Interior ‘propaganda’ video and tweets may violate ethics laws, experts say
A new video from the Interior Department praising President Trump’s efforts in office — and subsequent Twitter comments defending it — have raised questions from ethics experts who say the content veers closely toward propaganda.
Interior Secretary David Bernhardt tagged the president on Twitter while sharing a video that praises the “Trump administration conservation record.”
It ends with clips from a speech that Trump gave in his official capacity as president where he repeatedly attacked his opponent, Democratic nominee Joe Biden. Trump is seen in the video touting the importance of “preserving the awesome majesty of God’s great creation.”
“This is certainly coming right up to or crossing the line. If you had told me this was running as a TV spot in Michigan or Florida, I would assume it was a campaign ad,” Delaney Marsco, an ethics expert with the Campaign Legal Center, told The Hill by email.
“The proximity of dissemination to the election, the featuring of president/candidate Trump, especially his speech in a swing state, references to the ‘Trump administration’s’ record, as opposed to the Department of the Interior’s record—all those factors point to this being impermissible political activity,” she said, adding that “the prominent feature of the president, and the dissemination so close to the election, may push it over the line.”
Other ethics officials say while the video does not violate the Hatch Act, which bars federal employees from engaging in political activity while at work, it may violate a provision included in a 2019 appropriations package that bars government spending on propaganda.

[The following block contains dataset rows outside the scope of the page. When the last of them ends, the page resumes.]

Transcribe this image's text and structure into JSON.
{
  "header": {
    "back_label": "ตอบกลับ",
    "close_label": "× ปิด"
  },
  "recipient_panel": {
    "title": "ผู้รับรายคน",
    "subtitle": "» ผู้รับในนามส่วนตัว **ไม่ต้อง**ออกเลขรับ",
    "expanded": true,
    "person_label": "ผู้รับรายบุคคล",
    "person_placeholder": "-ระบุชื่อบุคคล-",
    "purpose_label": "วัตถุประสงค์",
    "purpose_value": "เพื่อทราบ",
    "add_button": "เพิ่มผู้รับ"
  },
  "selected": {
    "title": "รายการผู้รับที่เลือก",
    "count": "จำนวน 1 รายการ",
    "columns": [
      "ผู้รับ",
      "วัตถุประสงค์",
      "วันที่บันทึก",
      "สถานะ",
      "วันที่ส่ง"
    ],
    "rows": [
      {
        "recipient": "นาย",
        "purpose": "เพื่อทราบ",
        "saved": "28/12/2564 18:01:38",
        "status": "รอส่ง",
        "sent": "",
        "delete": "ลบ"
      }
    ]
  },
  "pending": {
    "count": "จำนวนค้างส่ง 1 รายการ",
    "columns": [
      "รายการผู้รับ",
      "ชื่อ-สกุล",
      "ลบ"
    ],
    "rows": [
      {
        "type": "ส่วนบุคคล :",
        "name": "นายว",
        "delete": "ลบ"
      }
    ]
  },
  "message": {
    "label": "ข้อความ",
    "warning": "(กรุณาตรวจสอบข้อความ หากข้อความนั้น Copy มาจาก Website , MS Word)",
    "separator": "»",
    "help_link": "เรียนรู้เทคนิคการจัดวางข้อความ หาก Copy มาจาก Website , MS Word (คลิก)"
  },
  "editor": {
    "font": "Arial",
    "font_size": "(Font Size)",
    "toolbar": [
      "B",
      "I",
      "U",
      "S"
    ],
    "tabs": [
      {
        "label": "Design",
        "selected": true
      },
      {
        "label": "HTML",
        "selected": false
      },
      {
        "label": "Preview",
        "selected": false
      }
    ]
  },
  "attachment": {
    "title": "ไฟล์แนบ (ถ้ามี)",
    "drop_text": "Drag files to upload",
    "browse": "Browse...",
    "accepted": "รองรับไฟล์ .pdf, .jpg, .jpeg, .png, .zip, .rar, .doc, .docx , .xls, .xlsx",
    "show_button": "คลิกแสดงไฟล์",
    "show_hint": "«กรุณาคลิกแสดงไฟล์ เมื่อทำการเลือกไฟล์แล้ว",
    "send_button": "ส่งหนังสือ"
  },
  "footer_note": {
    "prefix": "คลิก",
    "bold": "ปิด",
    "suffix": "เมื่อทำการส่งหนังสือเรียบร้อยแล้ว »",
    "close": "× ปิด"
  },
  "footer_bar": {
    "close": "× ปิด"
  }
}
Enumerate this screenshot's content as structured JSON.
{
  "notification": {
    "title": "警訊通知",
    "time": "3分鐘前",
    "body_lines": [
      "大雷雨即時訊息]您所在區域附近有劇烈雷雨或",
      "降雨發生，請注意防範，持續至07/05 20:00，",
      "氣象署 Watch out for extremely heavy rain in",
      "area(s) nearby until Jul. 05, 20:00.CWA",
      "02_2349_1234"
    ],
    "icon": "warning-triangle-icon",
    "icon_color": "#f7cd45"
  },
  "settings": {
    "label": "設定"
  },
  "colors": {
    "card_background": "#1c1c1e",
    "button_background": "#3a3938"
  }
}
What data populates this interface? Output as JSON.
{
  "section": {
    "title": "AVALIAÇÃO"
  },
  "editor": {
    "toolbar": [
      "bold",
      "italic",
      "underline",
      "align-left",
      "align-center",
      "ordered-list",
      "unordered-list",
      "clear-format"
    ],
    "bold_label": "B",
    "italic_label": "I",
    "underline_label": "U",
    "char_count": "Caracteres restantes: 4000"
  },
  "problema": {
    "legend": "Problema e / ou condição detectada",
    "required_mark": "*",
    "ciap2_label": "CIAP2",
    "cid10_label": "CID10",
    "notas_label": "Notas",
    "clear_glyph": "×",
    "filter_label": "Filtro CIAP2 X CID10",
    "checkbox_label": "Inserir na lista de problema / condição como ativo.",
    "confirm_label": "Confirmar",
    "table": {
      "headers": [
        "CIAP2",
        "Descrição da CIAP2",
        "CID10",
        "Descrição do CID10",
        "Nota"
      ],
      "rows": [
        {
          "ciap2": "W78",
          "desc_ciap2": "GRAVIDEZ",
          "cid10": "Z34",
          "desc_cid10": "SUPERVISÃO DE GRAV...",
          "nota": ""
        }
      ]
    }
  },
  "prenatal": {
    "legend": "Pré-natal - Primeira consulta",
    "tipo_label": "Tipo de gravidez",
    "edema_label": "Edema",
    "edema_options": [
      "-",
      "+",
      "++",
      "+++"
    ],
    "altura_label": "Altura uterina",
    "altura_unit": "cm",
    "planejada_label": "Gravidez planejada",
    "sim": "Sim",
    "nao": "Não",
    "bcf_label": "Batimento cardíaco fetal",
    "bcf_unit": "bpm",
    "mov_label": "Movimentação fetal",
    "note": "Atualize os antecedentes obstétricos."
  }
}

“There’s no partisan political language or advocacy for or against a candidate,” said Jordan Libowitz, spokesman for Citizens for Ethics in Washington (CREW) that would flag a Hatch Act violation.
“However, there is a prohibition—signed by President Trump—on using government funds for propaganda purposes. This video doesn’t seem to do anything to advance the department, only to make the president look good. It is part of a larger pattern of Interior making propaganda videos under Trump,” Libowitz continued.
Interior said its ethics office signed off on the video and Bernhardt’s tweet promoting it.
“The secretary’s video message and the secretary’s tweet were reviewed by the Departmental Ethics Office, and it was determined that it did not violate the prohibitions of the Hatch Act,” the agency said by email.
But perhaps just as problematic as the video itself are Interior’s tweets defending it after a former Obama administration employee took to Twitter with criticism.
“I ran the @interior digital team during President Obama’s re-election in 2012. I would have been fired for doing this,” Tim Fullerton wrote. “This is a propaganda video created with your tax dollars meant to bolster the President’s chances of being re-elected. This is way outside the lines.”
Fullerton’s comment generated swift backlash from the Interior press secretary Twitter account.
“Our tweets are approved by career ethics attorneys and thankfully no longer overseen by you. @Interior increased the number [of] ethics staff by 250% to remove the rotten stench from the blatant failure of the prior administration to invest in the ethics program,” the account replied.
It’s unclear what ethical lapses under the Obama administration Interior staffers behind the account may have been referring to.
But the tweet from the press office may have violated other laws.
Walter Shaub, the top ethics official under the Obama administration into the early days of the Trump administration, said the press secretary tweets violate laws that prohibit federal employees from using their position to “coerce” someone.
“This violates 5 CFR 2635.702. There’s an implicit corollary to the ban on misusing authority *for* someone. This is misuse of authority to smear someone solely because he criticized the govt. This could harm his career, and it contradicts the official record of his performance,” Shaub wrote.
“A federal department should not attack an individual citizen for questioning its use of taxpayer dollars to create campaign videos for the president,” he added.
The Department of the Interior did not comply with The Hill’s request to provide copies of the written ethics guidance for the video or those governing their tweets.
Instead it sent a statement defending its ethics office, “which is led by dedicated career public servants,” saying Interior bolstered it “by significantly increasing the number of staff and dedicating more resources to the ethics office to ensure Interior has an environment of ethical compliance.”
The Interior Department has repeatedly been under fire for potential ethics violations, most recently due the Park Service’s involvement in the Republican National Convention.